I've got some from Boots, works quite well


----------



## Rollin (14 July 2009)

In the `uk `i got my DEET from my vet now order NAF from Ride a way.  I have a very sensitive Arab and use human repellent on her as DEET burns her.


----------



## NeilM (14 July 2009)

A lot of hunters in America use tumble drier sheets, both in their hides and cabins / tents.

I'm not too keen on DEET, but any walking or outdoor shop will have a range of insect repellents. I tend to buy whatever is cheap and has plenty of citronella in it, from my local 'drug' store.


----------



## Chico Mio (14 July 2009)

Avon Skin so Soft.  If it's good enough for the Marines, it's good enough for you.  Plus you'll smell lovely - not something you can say about every fourteen year old lad


----------



## suzysparkle (14 July 2009)

Avon skin so soft (the soft and fresh one) dry oil spray is brilliant and cheap. You see it being sold in all the outdoor shops now.
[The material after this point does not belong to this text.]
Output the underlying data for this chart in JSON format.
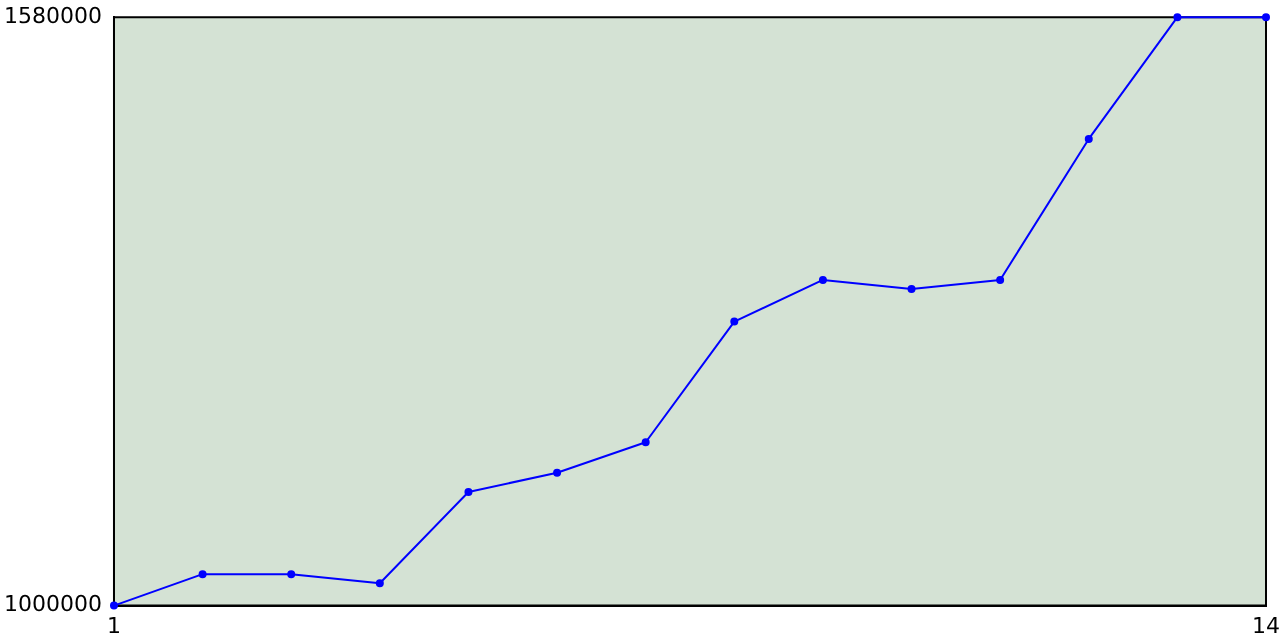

It smells nice and has nothing nasty in it. I'm not overly keen on DEET (though it does work well) as it can be irritating and if you ever get it in your mouth it tastes utterly disgusting. Here's some info on the Avon stuff:
http://www.avoidmosquitobites.com/mosqui...t-repellent.asp


----------



## CastleMouse (14 July 2009)

I've used "Jungle".


----------